I guess DiD-sample fixed effects, as you describe them in issue #21, may cause changes in composition between the samples to be less of a problem if these are included separately as well and not only as part of the interaction with cohort-fixed effects. I will however try to rephrase the issue into a question: Is it possible that any of the variation we are estimating in the CATTs can be attributed to changes in composition in the control group samples? Or is it rather the case that a cohort-fixed or unit fixed effect will alleviate most of these concerns?

I am partly asking because of the literature on systematic bias in pre-treatment estimation in event studies.
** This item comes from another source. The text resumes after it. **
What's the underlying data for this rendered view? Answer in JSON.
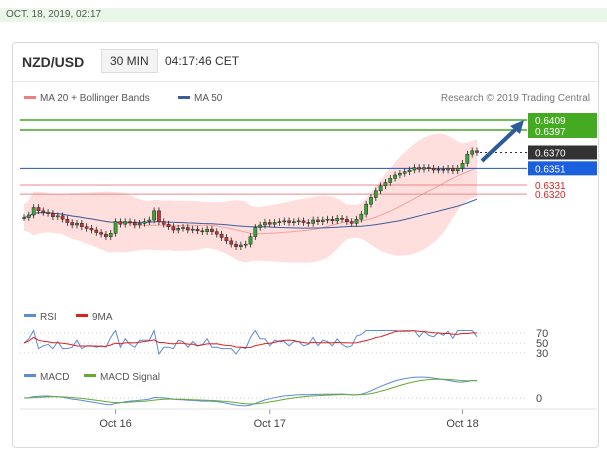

Abraham and Sun talk about the convexity-issues of two-way fixed effects, and Borusyak and Jaravel (2017) raise several concerns about negative weighting of cohorts and about potential issues related to unbalanced panels as well as how fixed effects (and balanced panels) may not be a fruitful solution in their paper on revisiting event studies.

In essence, I am wondering how big of a problem the unbalanced panels may be in worst-case and average-case scenarios in terms of potential biases that may be caused by us trying to approximate averages of actually heterogeneous effects between treatment groups (due to the event times being more than a decade apart for example, differentiating the settings in ways that cannot necessarily be homogenized through cohort-fixed effects).

Best regards and thank you for taking the time to respond, Halvard

davidnov commented 4 years ago

I understand the issue, but it seems like this is more about whether the identifying assumptions are satisfied, and less about the workings of the package. By definition, if the identifying assumptions are satisfied (namely, parallel trends between any two calendar times in the untreated state across cohorts), then the only relevant source of heterogeneity across cohorts is the underlying treatment effect heterogeneity. I'm going to close this issue for now, would be happy to discuss your specific question further offline.